The plaintiff at the time of the divorce action concealed the pregnancy in her complaint and later in her answer to Interrogatory 21 which requested information as to her association with other men not in the presence of her husband which she answered under oath in effect that she had no association with other men. This was on May 31, 1967 some six to seven months prior to the birth of the child. The action was started May 12, 1967 and the uncontroverted testimony is to the effect that there was no sexual intercourse between the parties for a six months period to May 12, 1967. So the parties had not cohabited for about a year prior to the birth of the child.
At the divorce with the plaintiff present and having signed a custody agreement which referred to only the four children of these parties, there exists in the birth of another child special circumstances *3 which should permit the Court to go behind its previous determination in these custody matters. In Miller v. Miller, 15 Wis. 2d 583, 113 N.W.2d 403, the Wisconsin Court, without discarding the rule of res adjudicata, recognized that there exist special conditions which should permit a Court to go behind its previous determination in these custody matters.

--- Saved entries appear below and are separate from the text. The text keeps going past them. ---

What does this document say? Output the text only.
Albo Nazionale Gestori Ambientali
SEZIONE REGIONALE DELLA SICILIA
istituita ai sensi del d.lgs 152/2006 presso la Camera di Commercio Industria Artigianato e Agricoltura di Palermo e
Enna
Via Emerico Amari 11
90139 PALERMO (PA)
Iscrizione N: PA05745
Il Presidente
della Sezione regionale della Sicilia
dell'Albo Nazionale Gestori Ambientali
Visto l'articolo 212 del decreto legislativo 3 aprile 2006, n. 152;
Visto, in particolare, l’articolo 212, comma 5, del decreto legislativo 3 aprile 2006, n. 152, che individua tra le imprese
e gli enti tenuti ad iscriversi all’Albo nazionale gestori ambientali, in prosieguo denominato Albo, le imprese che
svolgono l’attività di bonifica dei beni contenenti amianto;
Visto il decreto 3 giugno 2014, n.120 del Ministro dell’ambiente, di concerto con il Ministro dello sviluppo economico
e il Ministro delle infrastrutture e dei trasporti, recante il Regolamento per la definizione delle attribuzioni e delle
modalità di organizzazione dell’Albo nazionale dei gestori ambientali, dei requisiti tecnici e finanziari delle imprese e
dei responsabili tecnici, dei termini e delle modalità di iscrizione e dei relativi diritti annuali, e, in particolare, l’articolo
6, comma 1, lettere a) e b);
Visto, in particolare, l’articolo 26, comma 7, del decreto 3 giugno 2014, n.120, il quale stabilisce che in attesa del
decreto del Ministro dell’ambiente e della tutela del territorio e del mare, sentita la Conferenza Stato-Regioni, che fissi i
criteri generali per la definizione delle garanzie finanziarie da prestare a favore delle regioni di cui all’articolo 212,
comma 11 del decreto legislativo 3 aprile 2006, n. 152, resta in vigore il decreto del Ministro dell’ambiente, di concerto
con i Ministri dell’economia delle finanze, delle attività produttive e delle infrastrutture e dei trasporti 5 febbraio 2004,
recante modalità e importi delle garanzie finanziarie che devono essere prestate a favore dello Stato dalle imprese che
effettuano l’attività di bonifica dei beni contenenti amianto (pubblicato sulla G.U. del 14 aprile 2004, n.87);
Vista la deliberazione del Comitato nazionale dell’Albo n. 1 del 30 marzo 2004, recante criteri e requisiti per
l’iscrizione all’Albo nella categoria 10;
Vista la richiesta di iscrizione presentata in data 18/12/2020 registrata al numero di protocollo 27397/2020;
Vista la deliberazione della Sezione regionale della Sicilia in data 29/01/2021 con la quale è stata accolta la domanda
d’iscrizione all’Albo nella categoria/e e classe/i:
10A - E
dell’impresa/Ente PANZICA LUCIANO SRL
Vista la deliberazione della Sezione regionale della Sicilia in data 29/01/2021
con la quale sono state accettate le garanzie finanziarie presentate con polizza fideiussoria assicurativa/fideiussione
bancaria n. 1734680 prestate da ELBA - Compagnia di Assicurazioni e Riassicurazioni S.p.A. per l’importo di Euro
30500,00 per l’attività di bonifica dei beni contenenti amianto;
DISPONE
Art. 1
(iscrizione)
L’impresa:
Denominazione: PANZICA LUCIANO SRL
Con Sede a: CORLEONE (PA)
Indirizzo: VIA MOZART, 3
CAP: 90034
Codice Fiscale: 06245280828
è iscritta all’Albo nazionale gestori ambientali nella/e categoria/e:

Nebraska and Iowa have both had occasion to decide cases where a mother had not revealed to the Court or to her husband, or anyone else interested in the case, that she was pregnant by a man other than her husband. Fisher v. Fisher, Neb., 176 N.W.2d 667, and Harwell v. Harwell, 253 Iowa 413, 112 N.W.2d 868. They both held that when the pregnant condition was not discernible by the exercise of reasonable diligence, it was such a change in circumstances as to permit modification of the prior decree.
It is not clear and definite from the affidavits that defendant did not know of the pregnancy or her pregnant condition was not discernible to him by the exercise of reasonable diligence under the circumstances nor did the Court make any finding or indication on that issue. For that reason the order is reversed and remanded to the Circuit Court for that determination. A finding of plaintiff's adultery resulting in birth of a child, her concealment of that fact and denial of association with other men might well be a change of circumstances to support the change of custody, assuming, of course, the trial Court also finds it would be for the best interest of the children.
Reversed and remanded for further proceedings in accordance with this opinion.
All the Judges concur.
HERSRUD, Circuit Judge, sitting for ROBERTS, P.J., disqualified.